La menace d'une modification de la loi sur les semences en Argentine

La tentative de modification de la loi sur les semences était l'une des préoccupations majeures des membres de l'atelier. Comme le rapportent les exposants, ladite loi vise à franchir une nouvelle étape dans l'appropriation des semences créoles et indigènes car si le pays adhère à l'UPOV 91, le «propre usage» ne sera plus autorisé, ce qui implique l'interdiction de sauver la sienne. semences, criminalisant une pratique que les paysans pratiquent depuis des milliers d'années. De cette manière, le modèle imposé par l'agriculture industrielle tente d'effacer le savoir que les paysans et les peuples autochtones ont partagé et transforme les semences, qui ont toujours été un patrimoine de l'humanité au service des peuples, en marchandises.

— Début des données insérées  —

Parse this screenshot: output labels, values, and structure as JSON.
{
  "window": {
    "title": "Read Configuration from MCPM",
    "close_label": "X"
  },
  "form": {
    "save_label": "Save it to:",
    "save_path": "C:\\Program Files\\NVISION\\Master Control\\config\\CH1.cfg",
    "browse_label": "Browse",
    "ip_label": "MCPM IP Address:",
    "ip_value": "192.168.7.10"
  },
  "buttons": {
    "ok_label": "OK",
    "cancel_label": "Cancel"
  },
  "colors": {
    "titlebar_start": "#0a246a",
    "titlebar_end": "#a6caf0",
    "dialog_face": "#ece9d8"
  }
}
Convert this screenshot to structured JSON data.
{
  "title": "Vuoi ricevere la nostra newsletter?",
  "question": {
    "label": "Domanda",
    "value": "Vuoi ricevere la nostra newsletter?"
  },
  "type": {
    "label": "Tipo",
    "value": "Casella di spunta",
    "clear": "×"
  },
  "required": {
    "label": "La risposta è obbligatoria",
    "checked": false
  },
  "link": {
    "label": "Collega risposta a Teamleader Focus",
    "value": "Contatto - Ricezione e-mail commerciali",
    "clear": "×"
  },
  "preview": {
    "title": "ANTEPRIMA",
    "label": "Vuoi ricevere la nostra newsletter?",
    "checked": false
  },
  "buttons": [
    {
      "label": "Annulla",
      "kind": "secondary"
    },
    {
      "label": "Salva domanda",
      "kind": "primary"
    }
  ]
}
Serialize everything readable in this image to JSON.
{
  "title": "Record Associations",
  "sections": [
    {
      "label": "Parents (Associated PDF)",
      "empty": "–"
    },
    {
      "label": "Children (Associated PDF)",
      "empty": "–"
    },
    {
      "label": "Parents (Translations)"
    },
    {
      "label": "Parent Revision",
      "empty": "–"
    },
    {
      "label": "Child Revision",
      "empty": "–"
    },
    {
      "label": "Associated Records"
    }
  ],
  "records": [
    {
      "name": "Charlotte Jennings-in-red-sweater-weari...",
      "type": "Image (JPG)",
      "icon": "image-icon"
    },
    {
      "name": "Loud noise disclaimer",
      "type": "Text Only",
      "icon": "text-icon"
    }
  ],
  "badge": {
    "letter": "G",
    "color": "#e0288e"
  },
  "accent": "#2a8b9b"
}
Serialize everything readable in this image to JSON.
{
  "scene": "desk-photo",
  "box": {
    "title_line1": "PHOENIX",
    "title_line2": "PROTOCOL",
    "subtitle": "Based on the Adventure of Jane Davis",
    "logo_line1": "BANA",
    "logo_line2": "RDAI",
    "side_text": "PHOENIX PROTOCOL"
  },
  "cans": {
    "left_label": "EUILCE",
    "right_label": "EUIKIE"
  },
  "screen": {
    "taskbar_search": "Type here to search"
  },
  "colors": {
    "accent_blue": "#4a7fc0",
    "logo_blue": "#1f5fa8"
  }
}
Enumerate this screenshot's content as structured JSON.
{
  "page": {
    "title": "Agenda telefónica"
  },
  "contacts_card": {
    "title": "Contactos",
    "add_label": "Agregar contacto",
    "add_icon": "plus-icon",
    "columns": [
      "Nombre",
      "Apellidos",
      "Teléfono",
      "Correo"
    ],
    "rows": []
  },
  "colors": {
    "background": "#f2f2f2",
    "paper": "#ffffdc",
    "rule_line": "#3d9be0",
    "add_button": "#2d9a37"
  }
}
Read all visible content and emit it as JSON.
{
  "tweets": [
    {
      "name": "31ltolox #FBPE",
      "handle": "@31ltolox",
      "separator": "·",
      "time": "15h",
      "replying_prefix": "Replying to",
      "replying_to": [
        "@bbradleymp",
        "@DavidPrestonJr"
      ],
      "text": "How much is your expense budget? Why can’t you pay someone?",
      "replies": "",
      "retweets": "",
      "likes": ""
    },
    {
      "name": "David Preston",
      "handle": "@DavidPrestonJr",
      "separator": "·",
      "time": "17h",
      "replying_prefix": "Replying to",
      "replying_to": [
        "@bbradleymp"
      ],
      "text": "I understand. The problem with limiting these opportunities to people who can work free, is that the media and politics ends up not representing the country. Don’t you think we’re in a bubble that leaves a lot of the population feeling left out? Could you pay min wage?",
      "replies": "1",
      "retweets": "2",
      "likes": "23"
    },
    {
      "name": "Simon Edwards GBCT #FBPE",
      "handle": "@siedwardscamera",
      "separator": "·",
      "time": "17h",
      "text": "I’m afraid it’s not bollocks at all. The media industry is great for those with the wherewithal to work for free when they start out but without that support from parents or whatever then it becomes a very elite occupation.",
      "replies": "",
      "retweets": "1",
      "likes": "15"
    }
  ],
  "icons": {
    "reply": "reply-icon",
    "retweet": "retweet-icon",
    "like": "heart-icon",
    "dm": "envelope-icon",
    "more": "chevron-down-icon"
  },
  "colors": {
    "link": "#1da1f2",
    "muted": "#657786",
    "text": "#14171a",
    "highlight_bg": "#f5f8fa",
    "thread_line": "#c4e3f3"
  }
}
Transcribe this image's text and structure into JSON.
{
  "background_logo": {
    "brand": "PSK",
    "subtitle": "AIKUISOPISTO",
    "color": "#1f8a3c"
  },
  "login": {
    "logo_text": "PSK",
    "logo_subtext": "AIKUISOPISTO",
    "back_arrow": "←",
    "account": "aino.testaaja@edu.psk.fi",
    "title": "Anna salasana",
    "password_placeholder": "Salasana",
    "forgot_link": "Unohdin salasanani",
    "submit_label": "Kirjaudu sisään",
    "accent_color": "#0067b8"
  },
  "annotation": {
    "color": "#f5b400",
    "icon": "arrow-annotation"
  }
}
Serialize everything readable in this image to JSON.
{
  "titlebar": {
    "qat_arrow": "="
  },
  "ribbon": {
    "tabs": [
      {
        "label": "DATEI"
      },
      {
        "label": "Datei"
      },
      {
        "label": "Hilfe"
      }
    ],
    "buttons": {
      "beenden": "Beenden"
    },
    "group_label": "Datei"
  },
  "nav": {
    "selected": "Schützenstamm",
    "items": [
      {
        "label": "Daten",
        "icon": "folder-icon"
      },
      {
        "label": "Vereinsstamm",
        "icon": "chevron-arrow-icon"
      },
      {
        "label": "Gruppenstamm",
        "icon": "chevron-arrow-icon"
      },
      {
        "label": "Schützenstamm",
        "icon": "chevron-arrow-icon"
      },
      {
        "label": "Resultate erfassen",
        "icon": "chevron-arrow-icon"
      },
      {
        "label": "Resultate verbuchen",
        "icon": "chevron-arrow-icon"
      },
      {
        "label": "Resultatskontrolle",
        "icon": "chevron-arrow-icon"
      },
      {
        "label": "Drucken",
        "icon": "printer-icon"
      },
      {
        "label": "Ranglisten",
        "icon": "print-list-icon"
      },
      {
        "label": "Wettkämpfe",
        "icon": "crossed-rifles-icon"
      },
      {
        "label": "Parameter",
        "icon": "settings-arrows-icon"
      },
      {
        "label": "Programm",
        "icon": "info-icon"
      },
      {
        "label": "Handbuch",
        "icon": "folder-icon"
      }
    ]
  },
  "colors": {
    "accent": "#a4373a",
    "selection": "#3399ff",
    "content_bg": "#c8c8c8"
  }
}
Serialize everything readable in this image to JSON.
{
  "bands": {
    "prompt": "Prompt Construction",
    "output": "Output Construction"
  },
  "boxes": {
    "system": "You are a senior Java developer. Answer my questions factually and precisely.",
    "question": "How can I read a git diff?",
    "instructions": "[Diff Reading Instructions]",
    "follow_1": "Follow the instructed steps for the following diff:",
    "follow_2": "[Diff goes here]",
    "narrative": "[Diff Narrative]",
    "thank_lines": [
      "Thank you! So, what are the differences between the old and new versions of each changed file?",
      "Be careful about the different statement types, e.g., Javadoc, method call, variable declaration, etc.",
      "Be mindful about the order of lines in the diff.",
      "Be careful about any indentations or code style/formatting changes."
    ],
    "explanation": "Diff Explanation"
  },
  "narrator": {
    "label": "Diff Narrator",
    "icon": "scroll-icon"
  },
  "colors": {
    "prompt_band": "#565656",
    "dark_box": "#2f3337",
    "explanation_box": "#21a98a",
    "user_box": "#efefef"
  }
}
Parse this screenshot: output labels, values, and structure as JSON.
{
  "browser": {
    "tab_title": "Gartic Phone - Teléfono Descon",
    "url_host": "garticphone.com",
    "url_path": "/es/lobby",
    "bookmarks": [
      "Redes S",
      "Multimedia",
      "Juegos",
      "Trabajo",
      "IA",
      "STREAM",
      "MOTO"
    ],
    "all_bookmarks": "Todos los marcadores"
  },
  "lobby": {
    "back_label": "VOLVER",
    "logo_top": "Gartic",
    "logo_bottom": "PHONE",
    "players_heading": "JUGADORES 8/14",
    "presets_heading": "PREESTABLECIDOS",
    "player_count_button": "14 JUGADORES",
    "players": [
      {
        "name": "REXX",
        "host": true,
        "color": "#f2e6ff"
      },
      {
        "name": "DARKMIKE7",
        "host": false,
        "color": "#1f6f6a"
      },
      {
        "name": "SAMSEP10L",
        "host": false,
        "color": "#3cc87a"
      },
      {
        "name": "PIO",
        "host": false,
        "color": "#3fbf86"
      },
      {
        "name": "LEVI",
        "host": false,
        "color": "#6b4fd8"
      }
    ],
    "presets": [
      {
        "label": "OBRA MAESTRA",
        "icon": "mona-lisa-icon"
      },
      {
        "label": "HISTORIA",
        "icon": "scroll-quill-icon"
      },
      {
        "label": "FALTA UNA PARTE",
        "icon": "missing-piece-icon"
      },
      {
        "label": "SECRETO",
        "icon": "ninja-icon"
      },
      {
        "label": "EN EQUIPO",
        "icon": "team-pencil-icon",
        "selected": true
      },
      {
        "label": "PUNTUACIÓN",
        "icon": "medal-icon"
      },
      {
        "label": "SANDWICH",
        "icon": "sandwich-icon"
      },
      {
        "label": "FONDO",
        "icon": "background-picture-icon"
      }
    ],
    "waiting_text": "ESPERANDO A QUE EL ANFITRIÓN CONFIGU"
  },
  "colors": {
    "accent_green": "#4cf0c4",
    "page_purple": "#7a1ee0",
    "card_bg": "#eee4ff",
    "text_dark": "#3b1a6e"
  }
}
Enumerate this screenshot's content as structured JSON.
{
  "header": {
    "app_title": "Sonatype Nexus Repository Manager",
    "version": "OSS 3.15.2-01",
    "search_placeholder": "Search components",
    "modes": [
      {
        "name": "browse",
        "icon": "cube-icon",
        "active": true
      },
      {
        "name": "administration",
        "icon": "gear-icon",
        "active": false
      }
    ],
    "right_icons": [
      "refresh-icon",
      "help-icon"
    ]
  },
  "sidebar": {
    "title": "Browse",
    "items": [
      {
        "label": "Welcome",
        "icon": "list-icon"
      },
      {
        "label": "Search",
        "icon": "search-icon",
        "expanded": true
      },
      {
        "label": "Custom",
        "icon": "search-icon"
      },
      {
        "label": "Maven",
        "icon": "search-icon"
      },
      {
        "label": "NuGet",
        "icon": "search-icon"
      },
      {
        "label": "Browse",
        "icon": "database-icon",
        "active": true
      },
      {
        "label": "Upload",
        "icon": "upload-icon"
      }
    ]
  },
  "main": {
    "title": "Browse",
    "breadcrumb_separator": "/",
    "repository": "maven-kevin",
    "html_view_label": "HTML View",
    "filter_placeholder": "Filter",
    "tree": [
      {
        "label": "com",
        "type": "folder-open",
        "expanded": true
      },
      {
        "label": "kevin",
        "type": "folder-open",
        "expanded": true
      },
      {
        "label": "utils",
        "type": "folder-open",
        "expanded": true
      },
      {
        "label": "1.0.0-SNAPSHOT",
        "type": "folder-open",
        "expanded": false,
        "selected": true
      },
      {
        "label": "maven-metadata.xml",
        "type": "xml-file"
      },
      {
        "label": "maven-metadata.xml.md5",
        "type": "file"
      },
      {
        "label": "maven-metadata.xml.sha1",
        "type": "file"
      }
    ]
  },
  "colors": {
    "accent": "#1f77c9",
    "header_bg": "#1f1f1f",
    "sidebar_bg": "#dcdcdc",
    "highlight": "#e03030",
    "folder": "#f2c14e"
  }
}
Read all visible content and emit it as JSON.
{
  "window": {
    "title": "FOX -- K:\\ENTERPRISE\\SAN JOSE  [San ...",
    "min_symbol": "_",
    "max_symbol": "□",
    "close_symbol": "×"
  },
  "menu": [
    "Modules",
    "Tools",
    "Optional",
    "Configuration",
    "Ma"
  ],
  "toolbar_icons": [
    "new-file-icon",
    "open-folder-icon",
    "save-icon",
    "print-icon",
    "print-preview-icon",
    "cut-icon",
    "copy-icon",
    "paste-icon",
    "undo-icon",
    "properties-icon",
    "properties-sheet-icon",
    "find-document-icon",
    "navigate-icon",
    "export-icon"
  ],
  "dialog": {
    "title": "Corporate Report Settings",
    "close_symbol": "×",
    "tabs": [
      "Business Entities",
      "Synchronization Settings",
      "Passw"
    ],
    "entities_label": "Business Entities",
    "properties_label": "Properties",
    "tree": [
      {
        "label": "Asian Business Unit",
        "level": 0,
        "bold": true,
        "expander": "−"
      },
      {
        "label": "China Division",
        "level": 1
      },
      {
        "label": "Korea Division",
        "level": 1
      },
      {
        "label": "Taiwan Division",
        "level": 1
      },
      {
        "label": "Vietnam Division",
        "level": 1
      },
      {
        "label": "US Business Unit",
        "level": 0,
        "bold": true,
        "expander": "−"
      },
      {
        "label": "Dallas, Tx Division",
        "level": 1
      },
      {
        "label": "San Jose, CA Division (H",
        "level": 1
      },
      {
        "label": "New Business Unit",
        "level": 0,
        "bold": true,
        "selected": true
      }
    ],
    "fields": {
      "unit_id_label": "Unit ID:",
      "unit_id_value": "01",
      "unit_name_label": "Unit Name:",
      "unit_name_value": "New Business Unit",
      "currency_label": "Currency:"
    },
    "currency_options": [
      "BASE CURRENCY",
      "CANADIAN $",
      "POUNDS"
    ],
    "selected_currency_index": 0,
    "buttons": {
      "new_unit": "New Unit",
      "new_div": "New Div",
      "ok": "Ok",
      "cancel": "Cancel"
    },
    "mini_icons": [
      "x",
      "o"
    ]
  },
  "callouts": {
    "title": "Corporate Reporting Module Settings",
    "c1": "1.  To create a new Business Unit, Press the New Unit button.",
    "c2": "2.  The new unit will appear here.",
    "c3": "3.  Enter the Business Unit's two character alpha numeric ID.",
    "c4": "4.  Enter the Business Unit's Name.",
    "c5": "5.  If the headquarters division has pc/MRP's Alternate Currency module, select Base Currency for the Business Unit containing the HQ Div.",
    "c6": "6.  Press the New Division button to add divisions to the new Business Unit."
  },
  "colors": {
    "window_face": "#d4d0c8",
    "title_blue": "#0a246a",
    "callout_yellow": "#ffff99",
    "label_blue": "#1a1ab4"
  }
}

Même ainsi, les graines résistent entre les mains de ceux qui travaillent la terre et c'est pourquoi samedi après-midi les expériences que les organisations paysannes et les organisations d'agriculture urbaine ont développées pour conserver leurs propres semences ont été partagées, les participants à l'atelier ont apporté des semences de leur d'origine et les a échangés dans la solidarité. Les membres du Non multisectoriel à la loi Monsanto sur les semences ont partagé les activités qu'ils ont menées pour mettre un terme à la modification de la loi. Plus tard, des membres de Mocase - Via Campesina et de la Banque de semences de Ñanderoga (Rosario) ont raconté leur histoire et leur lien avec les semences au fil des ans, avec l'intention de rendre ces pratiques visibles et d'échanger des connaissances liées à la production et au sauvetage de variétés.

Non à la nouvelle loi sur les semences de Monsanto en Argentine!
Les graines entre les mains des communautés paysannes!
Pour des politiques publiques qui restituent la terre à ceux qui la travaillent et pour une production agroécologique!
Oui à l'agroécologie et à la souveraineté alimentaire!